Now we just need a SaaS one-click page that can send that physical letter in our names. I'm not even a Hulu subscriber but I'll pay $5 per letter to be wholesomely maliciously compliant. What's needed to make this happen? Let's get the right people in a room, train a model, IPO in 2025. Letters.ai is for sale for $2M. Who's with me?
In case anyone is interested I've been compiling as much factual information on arbitration here. Not yet complete but reasonably useful and well sourced. I've posted this here before, but now it has a new website: https://arbitrationinformation.org/docs/problems/
While I confess I didn't read all that, thanks for putting this together!
TL;DR the advantages lean overwhelmingly toward the company and away from the individual. As the end user of a service, there's nearly no reason I'd want to go to arbitration. For small matters, I'd rather go to small claims court. For larger matters, I'd prefer to hire an attorney on contingency.
The fascinating thing is how desperate business is to avoid legal precedent.
Arbitration doesn't create one. Class action suits inevitably end with a settlement with an explicit "we don't admit wrongdoing but will cut a cheque to settle the matter."
It's as though the entire capitalist experiment will come crashing down if a court ever emits a formal and binding "Don't."
Hey, that's me! I've opted out of such things before, but it usually involves sending an email or clicking a web form.
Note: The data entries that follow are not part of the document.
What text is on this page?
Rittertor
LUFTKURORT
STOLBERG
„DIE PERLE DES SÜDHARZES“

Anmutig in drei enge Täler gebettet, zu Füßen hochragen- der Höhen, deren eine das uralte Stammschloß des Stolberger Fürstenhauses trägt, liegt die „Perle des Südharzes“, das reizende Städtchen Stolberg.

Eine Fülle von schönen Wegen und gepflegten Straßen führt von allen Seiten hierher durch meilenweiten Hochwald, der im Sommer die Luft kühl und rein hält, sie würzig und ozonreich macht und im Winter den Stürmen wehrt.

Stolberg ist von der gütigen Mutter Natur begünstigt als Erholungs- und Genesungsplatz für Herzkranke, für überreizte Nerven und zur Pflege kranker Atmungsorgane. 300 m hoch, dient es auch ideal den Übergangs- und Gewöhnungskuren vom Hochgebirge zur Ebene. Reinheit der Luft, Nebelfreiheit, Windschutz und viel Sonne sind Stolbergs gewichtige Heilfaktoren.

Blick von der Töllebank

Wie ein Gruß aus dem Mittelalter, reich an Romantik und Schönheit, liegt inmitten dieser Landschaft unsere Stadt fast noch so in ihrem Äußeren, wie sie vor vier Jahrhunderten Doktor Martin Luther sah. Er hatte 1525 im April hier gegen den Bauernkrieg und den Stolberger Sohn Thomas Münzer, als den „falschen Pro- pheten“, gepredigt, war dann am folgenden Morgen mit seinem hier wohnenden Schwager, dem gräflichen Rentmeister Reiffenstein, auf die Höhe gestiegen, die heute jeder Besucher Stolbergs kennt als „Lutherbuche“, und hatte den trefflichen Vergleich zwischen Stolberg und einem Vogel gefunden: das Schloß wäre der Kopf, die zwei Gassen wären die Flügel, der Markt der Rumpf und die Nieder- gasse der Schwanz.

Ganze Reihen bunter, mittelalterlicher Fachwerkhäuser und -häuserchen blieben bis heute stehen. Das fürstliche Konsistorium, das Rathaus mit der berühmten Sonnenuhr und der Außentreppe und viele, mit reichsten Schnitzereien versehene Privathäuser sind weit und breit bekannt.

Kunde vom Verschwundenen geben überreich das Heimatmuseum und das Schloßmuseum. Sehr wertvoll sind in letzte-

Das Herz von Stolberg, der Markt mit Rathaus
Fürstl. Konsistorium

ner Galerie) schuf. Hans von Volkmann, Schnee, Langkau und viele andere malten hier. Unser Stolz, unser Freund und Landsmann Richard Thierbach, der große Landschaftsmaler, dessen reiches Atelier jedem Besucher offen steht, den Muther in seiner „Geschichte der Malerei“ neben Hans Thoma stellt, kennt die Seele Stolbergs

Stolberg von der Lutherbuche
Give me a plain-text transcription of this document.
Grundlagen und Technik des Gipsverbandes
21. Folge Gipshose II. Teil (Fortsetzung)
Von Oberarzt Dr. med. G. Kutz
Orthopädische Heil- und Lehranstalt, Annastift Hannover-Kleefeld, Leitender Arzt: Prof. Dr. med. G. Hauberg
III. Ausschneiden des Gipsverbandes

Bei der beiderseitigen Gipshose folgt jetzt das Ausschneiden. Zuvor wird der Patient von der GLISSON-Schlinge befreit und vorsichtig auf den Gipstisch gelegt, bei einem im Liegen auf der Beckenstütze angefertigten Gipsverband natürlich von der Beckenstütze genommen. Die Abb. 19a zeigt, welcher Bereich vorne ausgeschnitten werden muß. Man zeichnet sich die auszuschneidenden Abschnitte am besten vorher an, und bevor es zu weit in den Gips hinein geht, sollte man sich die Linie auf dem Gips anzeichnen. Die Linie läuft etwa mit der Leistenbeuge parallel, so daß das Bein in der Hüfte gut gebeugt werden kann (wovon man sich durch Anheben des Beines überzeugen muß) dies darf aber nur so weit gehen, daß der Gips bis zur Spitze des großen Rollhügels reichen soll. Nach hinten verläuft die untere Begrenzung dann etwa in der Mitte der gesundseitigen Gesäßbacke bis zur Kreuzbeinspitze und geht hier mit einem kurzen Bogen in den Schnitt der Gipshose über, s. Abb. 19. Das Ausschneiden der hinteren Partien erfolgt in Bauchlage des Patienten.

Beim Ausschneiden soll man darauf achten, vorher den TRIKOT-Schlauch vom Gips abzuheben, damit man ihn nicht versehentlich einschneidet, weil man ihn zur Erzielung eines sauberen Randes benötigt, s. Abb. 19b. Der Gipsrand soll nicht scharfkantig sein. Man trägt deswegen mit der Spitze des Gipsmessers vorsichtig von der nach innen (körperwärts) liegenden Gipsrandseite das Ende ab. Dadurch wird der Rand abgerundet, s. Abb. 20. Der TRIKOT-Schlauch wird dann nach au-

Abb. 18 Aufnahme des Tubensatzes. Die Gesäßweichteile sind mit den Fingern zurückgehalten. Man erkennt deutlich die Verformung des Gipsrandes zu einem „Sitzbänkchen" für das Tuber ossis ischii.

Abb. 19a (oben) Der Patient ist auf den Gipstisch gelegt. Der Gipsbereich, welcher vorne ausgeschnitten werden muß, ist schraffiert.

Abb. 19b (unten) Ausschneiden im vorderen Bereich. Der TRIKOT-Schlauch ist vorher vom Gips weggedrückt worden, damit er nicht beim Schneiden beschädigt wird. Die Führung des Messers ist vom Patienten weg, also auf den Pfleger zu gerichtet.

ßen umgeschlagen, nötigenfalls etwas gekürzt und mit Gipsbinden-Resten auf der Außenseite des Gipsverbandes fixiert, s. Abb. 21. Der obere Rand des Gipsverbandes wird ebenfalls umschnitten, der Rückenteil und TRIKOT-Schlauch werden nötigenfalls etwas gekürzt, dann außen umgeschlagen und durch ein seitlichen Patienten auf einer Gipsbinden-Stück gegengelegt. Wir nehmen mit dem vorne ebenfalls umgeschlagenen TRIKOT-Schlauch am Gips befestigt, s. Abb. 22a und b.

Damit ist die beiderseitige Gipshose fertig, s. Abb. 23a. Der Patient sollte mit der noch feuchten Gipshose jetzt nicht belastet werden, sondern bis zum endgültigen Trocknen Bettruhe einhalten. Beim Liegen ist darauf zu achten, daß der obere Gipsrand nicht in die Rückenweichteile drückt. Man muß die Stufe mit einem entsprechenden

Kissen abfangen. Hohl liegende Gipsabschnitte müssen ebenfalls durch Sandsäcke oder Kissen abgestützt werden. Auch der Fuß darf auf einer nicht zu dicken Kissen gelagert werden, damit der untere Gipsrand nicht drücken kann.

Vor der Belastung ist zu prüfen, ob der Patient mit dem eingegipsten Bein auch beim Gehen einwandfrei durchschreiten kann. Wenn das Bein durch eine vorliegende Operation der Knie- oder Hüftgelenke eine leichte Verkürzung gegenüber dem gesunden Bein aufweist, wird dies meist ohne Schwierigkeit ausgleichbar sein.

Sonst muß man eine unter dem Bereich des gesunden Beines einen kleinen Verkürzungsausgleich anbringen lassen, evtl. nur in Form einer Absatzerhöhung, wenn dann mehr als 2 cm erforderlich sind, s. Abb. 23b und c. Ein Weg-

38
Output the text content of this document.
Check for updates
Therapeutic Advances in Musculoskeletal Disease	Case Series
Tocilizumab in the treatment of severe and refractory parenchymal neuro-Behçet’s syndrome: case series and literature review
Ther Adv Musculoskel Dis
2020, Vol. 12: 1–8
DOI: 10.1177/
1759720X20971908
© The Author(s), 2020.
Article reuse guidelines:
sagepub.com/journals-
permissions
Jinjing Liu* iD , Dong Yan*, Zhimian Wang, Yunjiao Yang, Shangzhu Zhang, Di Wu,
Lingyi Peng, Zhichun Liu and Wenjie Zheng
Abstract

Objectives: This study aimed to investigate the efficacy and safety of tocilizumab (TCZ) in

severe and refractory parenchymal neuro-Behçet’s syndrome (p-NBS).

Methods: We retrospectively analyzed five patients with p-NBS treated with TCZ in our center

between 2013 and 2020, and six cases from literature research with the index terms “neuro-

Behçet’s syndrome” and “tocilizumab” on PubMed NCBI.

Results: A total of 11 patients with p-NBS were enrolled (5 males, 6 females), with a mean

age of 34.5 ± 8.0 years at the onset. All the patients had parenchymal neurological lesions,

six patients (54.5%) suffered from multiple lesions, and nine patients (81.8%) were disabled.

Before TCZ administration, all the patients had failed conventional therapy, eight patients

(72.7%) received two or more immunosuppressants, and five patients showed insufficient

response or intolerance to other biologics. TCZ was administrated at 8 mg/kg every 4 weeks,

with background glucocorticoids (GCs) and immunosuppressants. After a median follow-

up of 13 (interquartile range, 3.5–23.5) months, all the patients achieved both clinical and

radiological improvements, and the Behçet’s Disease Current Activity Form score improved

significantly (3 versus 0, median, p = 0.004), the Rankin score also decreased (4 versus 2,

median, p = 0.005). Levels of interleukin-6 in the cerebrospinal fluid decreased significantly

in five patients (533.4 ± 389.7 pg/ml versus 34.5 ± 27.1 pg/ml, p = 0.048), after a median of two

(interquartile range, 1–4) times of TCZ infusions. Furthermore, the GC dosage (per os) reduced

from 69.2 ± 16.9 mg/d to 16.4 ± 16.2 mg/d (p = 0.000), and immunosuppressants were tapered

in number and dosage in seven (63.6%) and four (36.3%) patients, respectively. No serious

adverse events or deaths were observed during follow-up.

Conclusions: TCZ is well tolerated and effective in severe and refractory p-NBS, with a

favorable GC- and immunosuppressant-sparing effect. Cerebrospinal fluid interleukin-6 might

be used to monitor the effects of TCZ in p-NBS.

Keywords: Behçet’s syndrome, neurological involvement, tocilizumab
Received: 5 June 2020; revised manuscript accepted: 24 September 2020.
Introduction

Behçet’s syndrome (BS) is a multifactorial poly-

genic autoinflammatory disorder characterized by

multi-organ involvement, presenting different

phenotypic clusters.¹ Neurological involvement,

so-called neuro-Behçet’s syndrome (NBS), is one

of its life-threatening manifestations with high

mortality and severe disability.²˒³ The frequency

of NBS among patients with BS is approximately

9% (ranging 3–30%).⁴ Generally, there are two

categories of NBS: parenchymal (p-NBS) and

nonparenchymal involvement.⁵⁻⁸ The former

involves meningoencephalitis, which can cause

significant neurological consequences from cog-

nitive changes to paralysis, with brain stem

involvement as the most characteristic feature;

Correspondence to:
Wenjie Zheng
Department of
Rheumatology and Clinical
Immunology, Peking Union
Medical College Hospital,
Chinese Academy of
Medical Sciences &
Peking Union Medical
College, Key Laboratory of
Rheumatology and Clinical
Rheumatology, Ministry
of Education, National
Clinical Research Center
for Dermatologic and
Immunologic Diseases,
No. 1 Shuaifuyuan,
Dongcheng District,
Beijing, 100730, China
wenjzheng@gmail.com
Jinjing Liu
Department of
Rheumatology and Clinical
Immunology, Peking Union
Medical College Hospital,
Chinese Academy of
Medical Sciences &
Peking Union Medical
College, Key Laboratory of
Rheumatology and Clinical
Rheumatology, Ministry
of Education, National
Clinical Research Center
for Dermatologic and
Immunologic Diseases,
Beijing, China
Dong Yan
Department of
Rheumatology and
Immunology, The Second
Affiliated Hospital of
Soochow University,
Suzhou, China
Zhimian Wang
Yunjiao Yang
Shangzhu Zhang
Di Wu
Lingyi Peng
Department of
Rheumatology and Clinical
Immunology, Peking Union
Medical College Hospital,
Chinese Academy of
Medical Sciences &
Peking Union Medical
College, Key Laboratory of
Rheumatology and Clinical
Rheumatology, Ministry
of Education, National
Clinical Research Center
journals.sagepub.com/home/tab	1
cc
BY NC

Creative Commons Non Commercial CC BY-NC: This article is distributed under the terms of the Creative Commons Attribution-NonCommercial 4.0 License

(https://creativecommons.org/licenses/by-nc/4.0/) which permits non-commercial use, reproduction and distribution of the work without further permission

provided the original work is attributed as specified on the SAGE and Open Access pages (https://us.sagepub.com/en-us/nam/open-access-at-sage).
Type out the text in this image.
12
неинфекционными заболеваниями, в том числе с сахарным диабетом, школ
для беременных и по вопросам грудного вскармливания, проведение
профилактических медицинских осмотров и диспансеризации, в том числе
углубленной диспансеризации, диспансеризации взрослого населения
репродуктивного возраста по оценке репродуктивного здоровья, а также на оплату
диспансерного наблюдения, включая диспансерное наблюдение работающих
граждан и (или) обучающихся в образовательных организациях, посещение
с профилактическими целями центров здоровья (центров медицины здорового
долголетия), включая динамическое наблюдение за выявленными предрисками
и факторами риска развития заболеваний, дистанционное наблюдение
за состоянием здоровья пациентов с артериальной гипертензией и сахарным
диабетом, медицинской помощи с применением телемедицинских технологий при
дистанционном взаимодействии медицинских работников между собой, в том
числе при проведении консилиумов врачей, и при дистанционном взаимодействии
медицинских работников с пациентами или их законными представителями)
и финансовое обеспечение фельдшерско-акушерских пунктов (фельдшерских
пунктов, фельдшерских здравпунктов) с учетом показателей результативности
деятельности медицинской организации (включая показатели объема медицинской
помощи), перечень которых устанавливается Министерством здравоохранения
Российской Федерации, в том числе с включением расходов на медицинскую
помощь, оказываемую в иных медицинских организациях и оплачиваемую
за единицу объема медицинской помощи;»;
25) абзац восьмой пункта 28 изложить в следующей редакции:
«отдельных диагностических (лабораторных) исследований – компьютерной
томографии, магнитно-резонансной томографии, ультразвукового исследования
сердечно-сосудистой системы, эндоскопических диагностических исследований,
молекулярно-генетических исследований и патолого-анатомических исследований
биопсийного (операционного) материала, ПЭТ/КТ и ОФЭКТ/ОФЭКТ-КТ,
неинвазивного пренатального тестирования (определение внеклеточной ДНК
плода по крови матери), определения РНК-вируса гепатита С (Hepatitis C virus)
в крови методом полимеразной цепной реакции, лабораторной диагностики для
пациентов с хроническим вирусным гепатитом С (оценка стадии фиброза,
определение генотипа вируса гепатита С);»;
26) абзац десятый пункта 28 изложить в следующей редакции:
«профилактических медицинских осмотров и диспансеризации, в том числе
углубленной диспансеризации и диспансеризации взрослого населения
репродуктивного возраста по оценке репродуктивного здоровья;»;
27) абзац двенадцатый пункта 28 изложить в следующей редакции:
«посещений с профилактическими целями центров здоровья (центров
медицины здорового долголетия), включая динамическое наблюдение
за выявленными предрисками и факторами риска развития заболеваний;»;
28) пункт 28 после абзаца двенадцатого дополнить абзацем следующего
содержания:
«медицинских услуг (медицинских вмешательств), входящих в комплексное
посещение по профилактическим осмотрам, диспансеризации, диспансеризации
This is the first time I remember having to put a dead tree letter in the mail.
This is effectively a Hobson's choice buried in the benignly malicious obfuscation of a EULA. "a. Complete this painful process to achieve a simple task; b. agree to what favors us and harms you; or c. don't use the service."
It's interesting that the opt-out instructions fail to explicitly mention a Hulu account, only a Disney+ or ESPN+ account.
Note that opting out of binding arbitration and the class-action waiver are two different choices that must be both stated explicitly.
Over the past few years, mass arbitrations have become an imperfect way for consumers to get relief where there is an arbitration provision with a class action waiver.
Unfortunately, you'll see in the Hulu agreement (as well as in other standard user agreements, e.g. DoorDash), that companies (and their lawyers) have gotten creative in figuring out ways to avoid even mass arbitrations.
In the case of Hulu, you cannot even file an arbitration until you: (1) send a written notice of dispute; and (2) have an individual one-on-one call or teleconference. You can hire a lawyer, but you have to personally participate in the teleconference.
What is the point of this? The CEO of Hulu doesn't have to participate. They'll just send some rando in-house counsel or paralegal. The only purpose here is to make it as painful as possible to file a claim.
I don’t get that either. How can they draw what seems like a contract, then change it on a whim without further agreement? Apparently it’s legal, but I don’t think it should be.